Ils avaient déjà gravi la moitié du chemin quand nous sommes descendus à leur rencontre. Arshak avait laissé la femme devant, à certains endroits il la poussait par les fesses pour l’aider à monter. Elle s’est assise sous un arbre pour reprendre son souffle, comme nous marchions en file serrée, la totalité d’entre nous a pu tout entendre. Elle disait à Arshak : « Fiston, je sais ce que tu veux mais j’ai l’âge de ta mère, je peux pas, ça m’en fait chialer… ». Tous deux, la présidente du Comité des Mères et Arshak restent assis sous l’arbre, terriblement tristes, nous, nous avons atteint le bord de la plaine et nous devons les attendre.

Les négociations ont  tourné autour de garanties sur l’inviolabilité du village, puis nous avons libéré les otages. Avant leur départ, nous nous embrassons et nous échangeons nos adresses. La présidente du Comité des Mères a de nouveau pleuré en tremblant comme cette fois où nous avions atteint le bord de la vallée alors qu’elle et Arshak s’étaient attardés sous l’érable…

13 mai

Cela fait trois ou quatre jours que je n’écris rien, chaque tentative  m’écœure. Le tank canardait par salves régulières nos positions. Un éclat d’obus a fracassé le crâne d’Arshak. Nous ne parvenons pas à stopper le flot de sang, ses yeux sont renversés, il voudrait parler mais n’y parvient pas, l’air ne passe plus. L’hélicoptère rempli de blessés était déjà au-dessus de nous, nous avons mis bas nos blousons pour les agiter, nous nous sommes signalés en tirant des balles éclairantes. Dès qu’il nous repérés, il a entamé sa descente.

14 mai

Il y a eu des combats intenses le 18, le 22, le 24 et le 30 avril.

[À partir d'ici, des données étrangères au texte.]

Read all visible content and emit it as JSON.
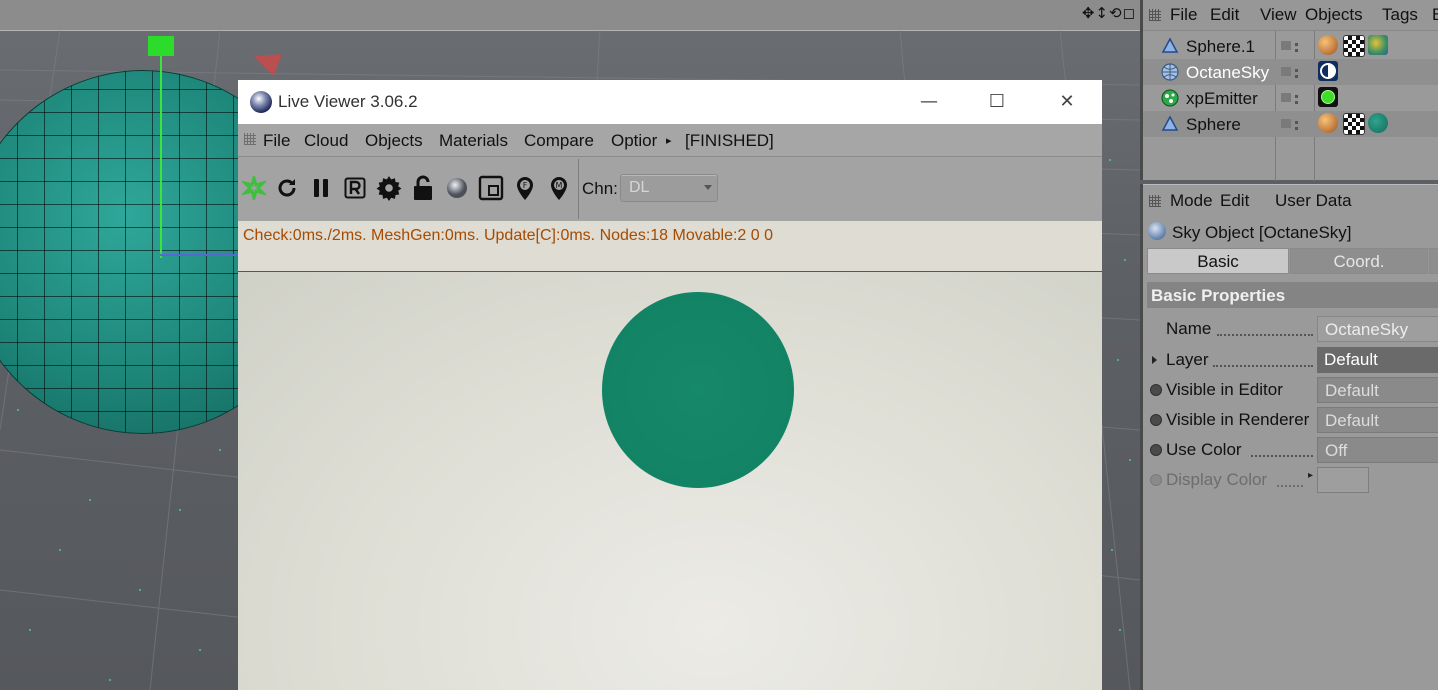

La période d’environ six ou sept mois s’étant achevée, nous sommes rentrés dans nos foyers trois ou quatre jours avant l’arrivée de la neige d’hiver.


[1] Petite ville située au nord-est de l’Arménie, près de la frontière avec l’Azerbaïdjan.

[2] Journée de commémoration du génocide arménien par les Jeunes-Turcs en 1915-1916.